By Alex Macheras
In an exclusive interview, Air Italy’s chief operating officer Rossen Dimitrov revealed to me the impact of the ongoing Boeing 737 MAX grounding.
The airline was one of the first airlines in Europe to take delivery of the 737 MAX, an order originally placed by Qatar Airways, the 49% shareholder in Air Italy. While the Italian carrier has only three 737 Max 8 jets in the fleet, the cost of the grounding is “incredible” according to Dimitrov.
In March 2019, the safety of the new Boeing short-haul flagship came into the spotlight following the fatal crash of Ethiopian Airlines flight 302. Until now, the worldwide fleet of 737 MAX jets remains grounded following legitimate concerns that an anti-stall feature known as ‘MCAS’ may have incorrectly pitched the aircraft down soon after take-off in both the Ethiopian Airlines crash and Lion Air crash in October 2018. Italian authorities grounded the 737 MAX jet following an EASA (European Aviation Safety Agency) ban on the aircraft type. EASA’s ban came into place several hours before the FAA in the US had officially grounded the jet.
“This has been a very costly issue for us. The 737 MAX grounding is very costly from two perspectives: on one side we have these aircraft on the ground, and hence our network is disrupted as a result. On the other side, we’re paying for aircraft we do not use.”
Up until EASA’s decision to ban the jet, 737 MAX aircraft were still flying in the immediate aftermath of the Ethiopian Airlines crash. An Air Italy 737 MAX was en route to Cairo, Egypt when Europe announced a ban on all 737 MAX variants.
It’s still there today.
“We have one 737 MAX stuck in Cairo. The aircraft is secured and under watch, and we are working with our industry colleagues in Cairo to ensure the aircraft is taken care of. It’s very unfortunate for us to have the aircraft stuck there in this way” Dimitrov revealed.

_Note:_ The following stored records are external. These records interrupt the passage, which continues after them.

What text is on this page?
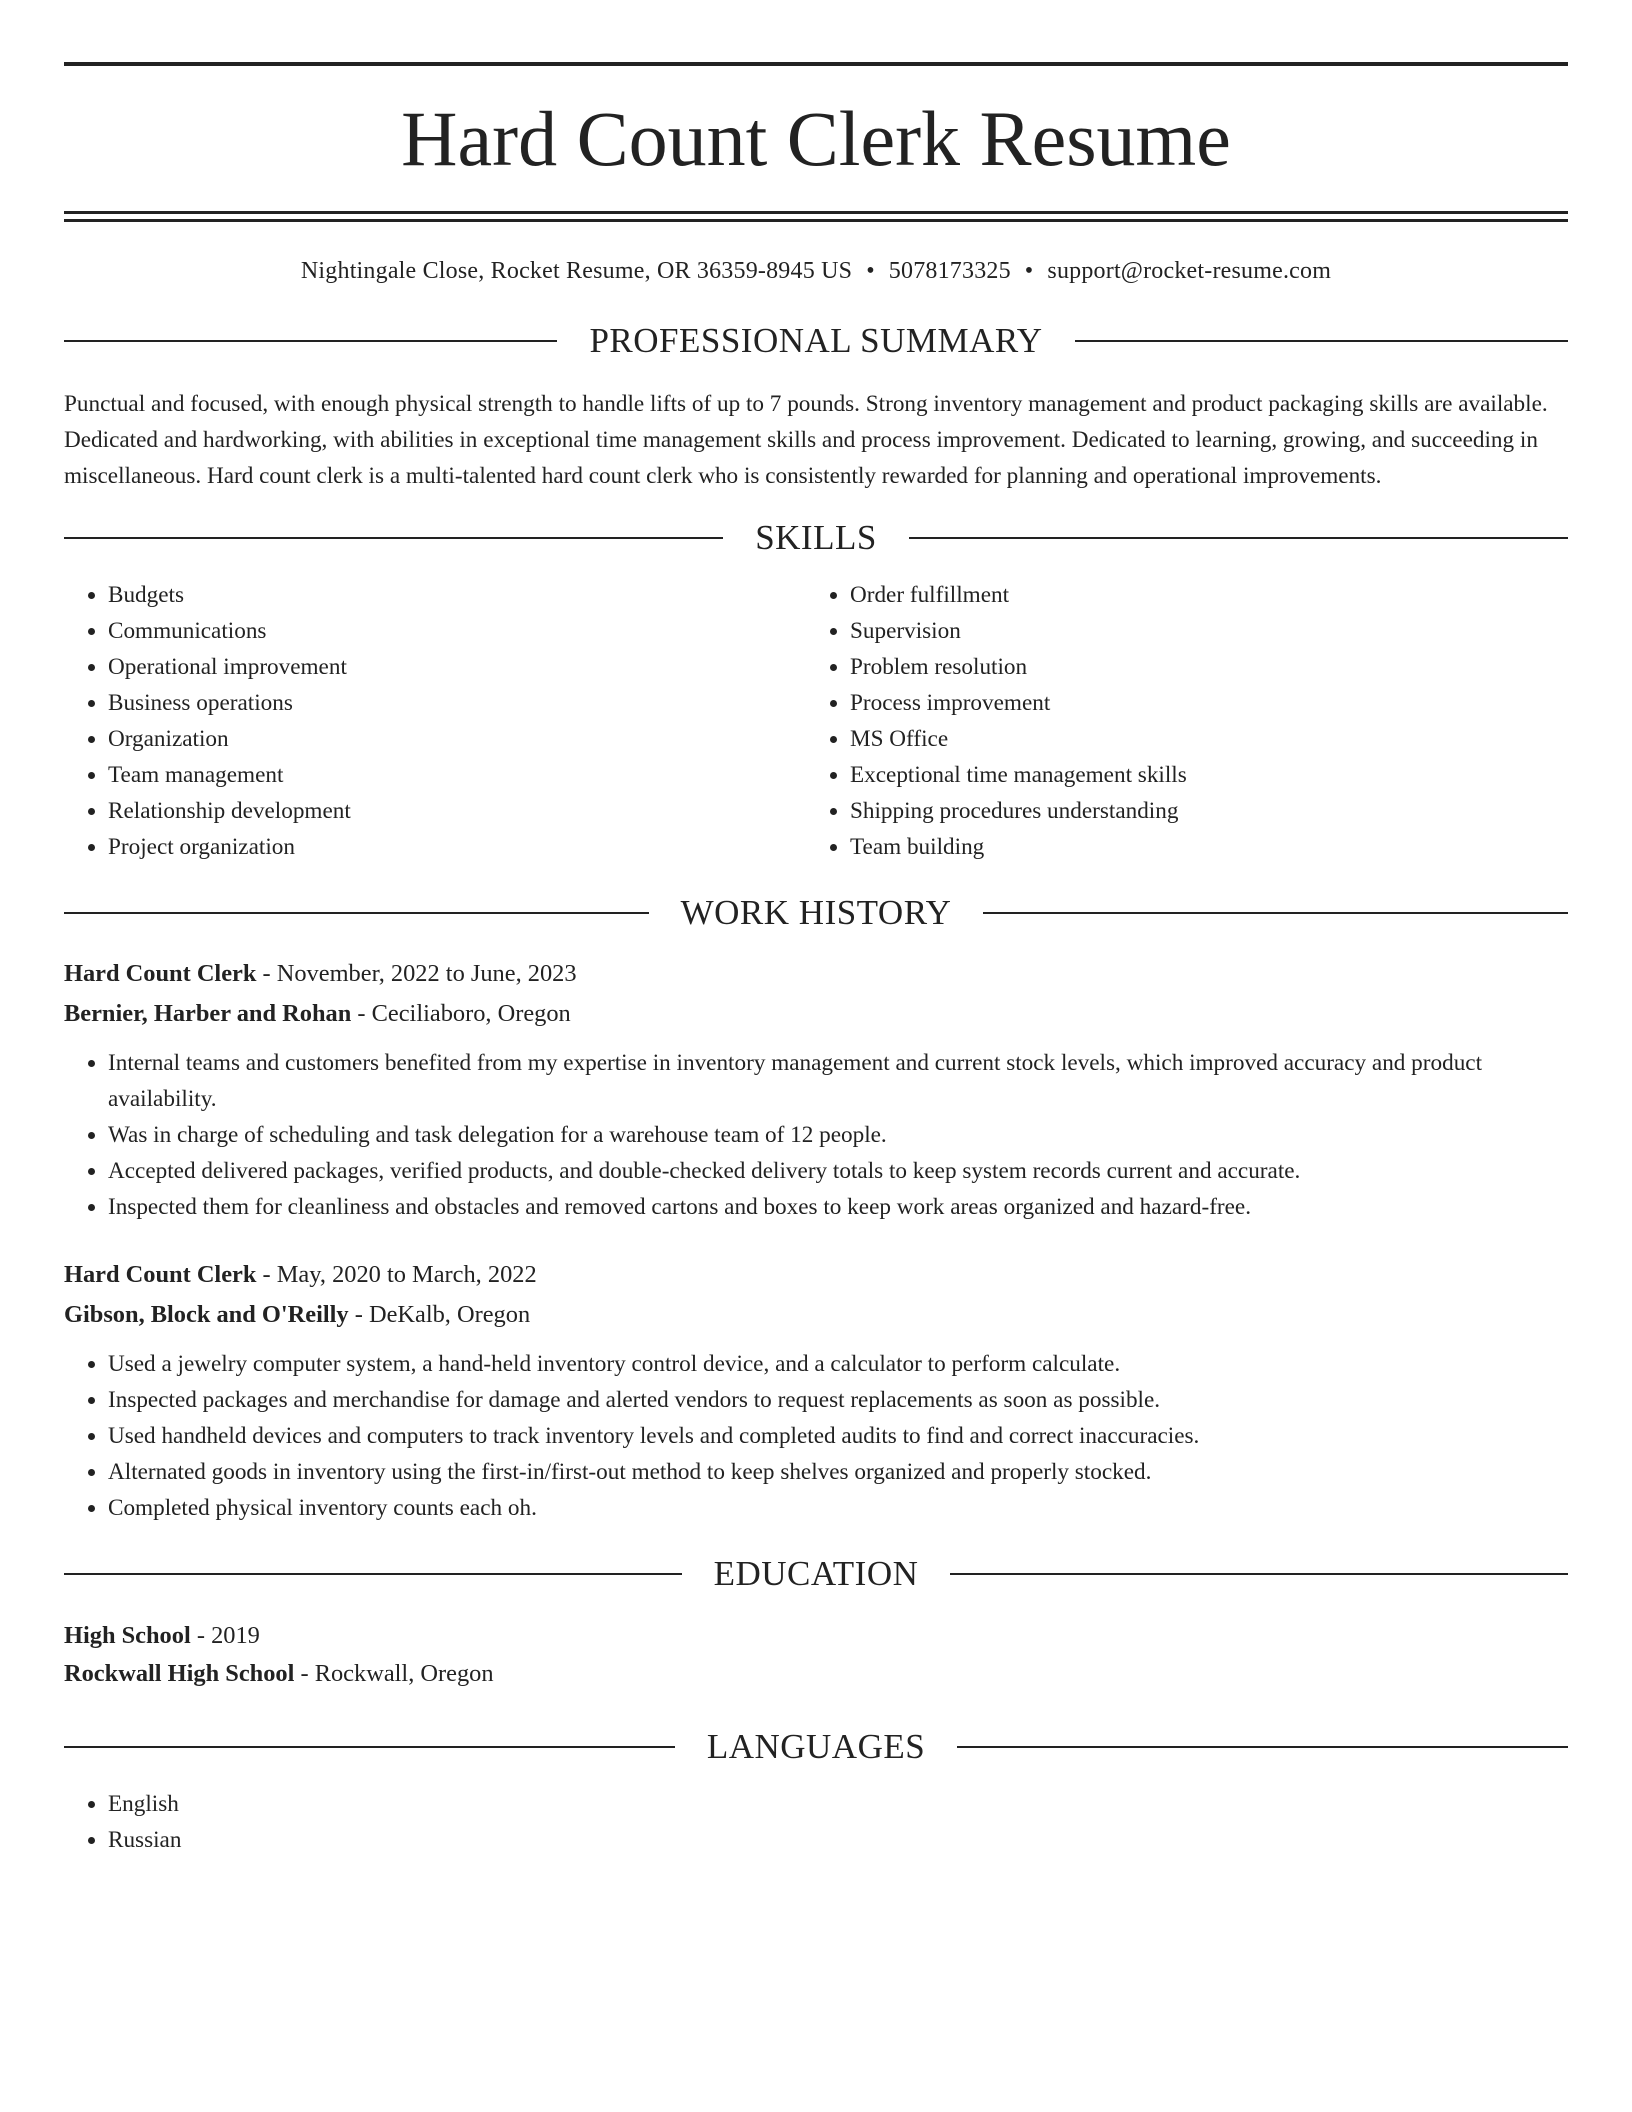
Hard Count Clerk Resume
Nightingale Close, Rocket Resume, OR 36359-8945 US • 5078173325 • support@rocket-resume.com
PROFESSIONAL SUMMARY
Punctual and focused, with enough physical strength to handle lifts of up to 7 pounds. Strong inventory management and product packaging skills are available. Dedicated and hardworking, with abilities in exceptional time management skills and process improvement. Dedicated to learning, growing, and succeeding in miscellaneous. Hard count clerk is a multi-talented hard count clerk who is consistently rewarded for planning and operational improvements.
SKILLS
• Budgets
• Communications
• Operational improvement
• Business operations
• Organization
• Team management
• Relationship development
• Project organization
• Order fulfillment
• Supervision
• Problem resolution
• Process improvement
• MS Office
• Exceptional time management skills
• Shipping procedures understanding
• Team building
WORK HISTORY
Hard Count Clerk - November, 2022 to June, 2023
Bernier, Harber and Rohan - Ceciliaboro, Oregon
• Internal teams and customers benefited from my expertise in inventory management and current stock levels, which improved accuracy and product availability.
• Was in charge of scheduling and task delegation for a warehouse team of 12 people.
• Accepted delivered packages, verified products, and double-checked delivery totals to keep system records current and accurate.
• Inspected them for cleanliness and obstacles and removed cartons and boxes to keep work areas organized and hazard-free.
Hard Count Clerk - May, 2020 to March, 2022
Gibson, Block and O'Reilly - DeKalb, Oregon
• Used a jewelry computer system, a hand-held inventory control device, and a calculator to perform calculate.
• Inspected packages and merchandise for damage and alerted vendors to request replacements as soon as possible.
• Used handheld devices and computers to track inventory levels and completed audits to find and correct inaccuracies.
• Alternated goods in inventory using the first-in/first-out method to keep shelves organized and properly stocked.
• Completed physical inventory counts each oh.
EDUCATION
High School - 2019
Rockwall High School - Rockwall, Oregon
LANGUAGES
• English
• Russian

Like other operators, Air Italy was forced to establish last-minute leasing agreements in order to compensate for the sudden removal of three aircraft from its fleet. “At the moment we have protected our network for the summer with leased capacity arrangements. We have a damp lease arrangement whereby our crew operate aircraft that are flown by another, our codeshare partner, Bulgaria Air — who stepped in to help us very quickly.”
Dimitrov explained that other complications the carrier is facing as a result of the 737 MAX ban include how Air Italy has been left with a surplus of pilots. “We are not currently able to utilise the pilots we have across the fleet as we would want to, and this is not ideal”.

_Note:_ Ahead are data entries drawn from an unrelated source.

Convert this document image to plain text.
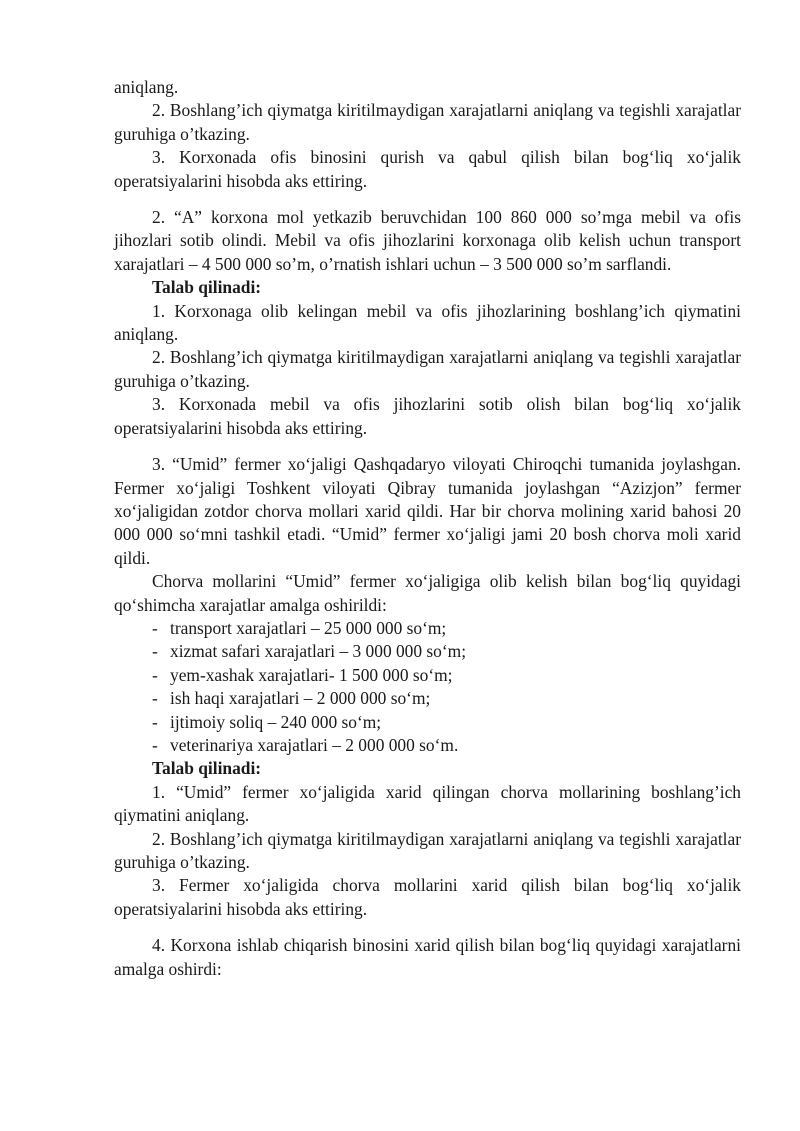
aniqlang.

2. Boshlang’ich qiymatga kiritilmaydigan xarajatlarni aniqlang va tegishli xarajatlar guruhiga o’tkazing.

3. Korxonada ofis binosini qurish va qabul qilish bilan bog‘liq xo‘jalik operatsiyalarini hisobda aks ettiring.

2. “A” korxona mol yetkazib beruvchidan 100 860 000 so’mga mebil va ofis jihozlari sotib olindi. Mebil va ofis jihozlarini korxonaga olib kelish uchun transport xarajatlari – 4 500 000 so’m, o’rnatish ishlari uchun – 3 500 000 so’m sarflandi.

Talab qilinadi:

1. Korxonaga olib kelingan mebil va ofis jihozlarining boshlang’ich qiymatini aniqlang.

2. Boshlang’ich qiymatga kiritilmaydigan xarajatlarni aniqlang va tegishli xarajatlar guruhiga o’tkazing.

3. Korxonada mebil va ofis jihozlarini sotib olish bilan bog‘liq xo‘jalik operatsiyalarini hisobda aks ettiring.

3. “Umid” fermer xo‘jaligi Qashqadaryo viloyati Chiroqchi tumanida joylashgan. Fermer xo‘jaligi Toshkent viloyati Qibray tumanida joylashgan “Azizjon” fermer xo‘jaligidan zotdor chorva mollari xarid qildi. Har bir chorva molining xarid bahosi 20 000 000 so‘mni tashkil etadi. “Umid” fermer xo‘jaligi jami 20 bosh chorva moli xarid qildi.

Chorva mollarini “Umid” fermer xo‘jaligiga olib kelish bilan bog‘liq quyidagi qo‘shimcha xarajatlar amalga oshirildi:

- transport xarajatlari – 25 000 000 so‘m;
- xizmat safari xarajatlari – 3 000 000 so‘m;
- yem-xashak xarajatlari- 1 500 000 so‘m;
- ish haqi xarajatlari – 2 000 000 so‘m;
- ijtimoiy soliq – 240 000 so‘m;
- veterinariya xarajatlari – 2 000 000 so‘m.

Talab qilinadi:

1. “Umid” fermer xo‘jaligida xarid qilingan chorva mollarining boshlang’ich qiymatini aniqlang.

2. Boshlang’ich qiymatga kiritilmaydigan xarajatlarni aniqlang va tegishli xarajatlar guruhiga o’tkazing.

3. Fermer xo‘jaligida chorva mollarini xarid qilish bilan bog‘liq xo‘jalik operatsiyalarini hisobda aks ettiring.

4. Korxona ishlab chiqarish binosini xarid qilish bilan bog‘liq quyidagi xarajatlarni amalga oshirdi:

In spite of this all, Dimitrov is confident Boeing will recover from this crisis soon. “Boeing is a very old and established company, and we are confident they will get this sorted. I’m in constant communication with Boeing, and I know they will find a fix for this aircraft. I know there’s a very rigorous process they have to undergo right now, and they’re doing it.”
Dimitrov does recognise, however, that passengers will continue to have their concerns about the 737 MAX, even when the ban has been lifted. “I believe that there will be quite a bit of uncertainty from a passenger’s standpoint, but we believe it will be one of the safest aircraft types in the air given how it’s been thrown under the spotlight in such an intense way. I’m confident in Boeing that they’ll do everything required.”
Elsewhere today, China Eastern Airlines has formally requested compensation from Boeing for the grounding of its 14 737 MAX aircraft. Like Air Italy, the airline has complained of increasing costs as the Boeing crisis continues.